I also wanted to provide a mini-preview of Purdue’s game against the 15th ranked Alabama Crimson Tide tonight.
  • Alabama starts two forwards rather than a true center. 6-8 JaMychal Green and 6-6 Tony Mitchell are elite players for Alabama. They each rebound the ball well and typically play 30+ minutes. Matching up with these two athletic forwards will require Robbie Hummel, Kelsey Barlow, Jacob Lawson, and DJ Byrd to have good games.
  • Since Alabama only plays a true center sparingly (7-1 Carl Engstrom only played 8 minutes against Wichita State), we may see less of Travis Carroll and Sandi Marcius on Sunday night. Instead, Jacob Lawson and DJ Byrd will be required to match Alabama’s pace and athleticism. This would also be an opportunity for the likely-to-be redshirted Donnie Hale, but I don’t expect Painter to burn the redshirt based on the match-up against Alabama. If he did though, there would be no complaints from this blogger.
  • Alabama plays a full court press with tight man-to-man defense. That means Purdue will have to make smart decisions the full length of the court. This is where it’s nice to have Lew Jack, Barlow, and Hummel on the court together. All three are experienced at bringing the ball up the court and breaking the full court press. Purdue has played Alabama each of the last two years and combined for 28 turnovers in those two games.
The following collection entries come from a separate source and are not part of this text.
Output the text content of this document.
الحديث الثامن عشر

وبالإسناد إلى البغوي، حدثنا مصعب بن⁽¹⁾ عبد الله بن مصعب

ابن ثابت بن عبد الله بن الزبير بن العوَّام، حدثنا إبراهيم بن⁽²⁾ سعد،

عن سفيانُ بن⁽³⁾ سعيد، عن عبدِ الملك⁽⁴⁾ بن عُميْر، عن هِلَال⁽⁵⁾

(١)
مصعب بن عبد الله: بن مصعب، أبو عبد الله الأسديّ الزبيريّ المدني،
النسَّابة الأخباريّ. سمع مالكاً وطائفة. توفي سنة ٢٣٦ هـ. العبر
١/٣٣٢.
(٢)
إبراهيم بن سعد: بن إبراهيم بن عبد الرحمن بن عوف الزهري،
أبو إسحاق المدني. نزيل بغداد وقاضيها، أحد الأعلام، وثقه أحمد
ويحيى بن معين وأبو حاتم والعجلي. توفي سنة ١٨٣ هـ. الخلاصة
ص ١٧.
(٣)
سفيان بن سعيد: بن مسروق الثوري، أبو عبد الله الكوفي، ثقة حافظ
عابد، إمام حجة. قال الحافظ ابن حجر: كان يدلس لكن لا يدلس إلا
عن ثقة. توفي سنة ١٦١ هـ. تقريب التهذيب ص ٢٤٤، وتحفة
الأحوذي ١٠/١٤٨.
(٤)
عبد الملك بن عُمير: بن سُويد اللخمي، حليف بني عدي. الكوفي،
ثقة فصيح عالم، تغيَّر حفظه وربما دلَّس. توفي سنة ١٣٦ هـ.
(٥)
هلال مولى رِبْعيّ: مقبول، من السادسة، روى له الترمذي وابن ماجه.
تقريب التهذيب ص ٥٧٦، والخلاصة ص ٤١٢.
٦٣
  • This is the best team that Alabama has had though over the last three years, so Purdue will have to play very well against a more experienced Crimson Tide. Still, Alabama starts two freshmen: 6-5 Levi Randolph and 6-6 Rodney Cooper. Can Purdue’s veteran leadership (Hummel, Lew Jack, and Ryne Smith) beat the younger and more athletic Crimson Tide ? This should be a very entertaining match-up for the championship of the Puerto Rico Tip-off Tournament.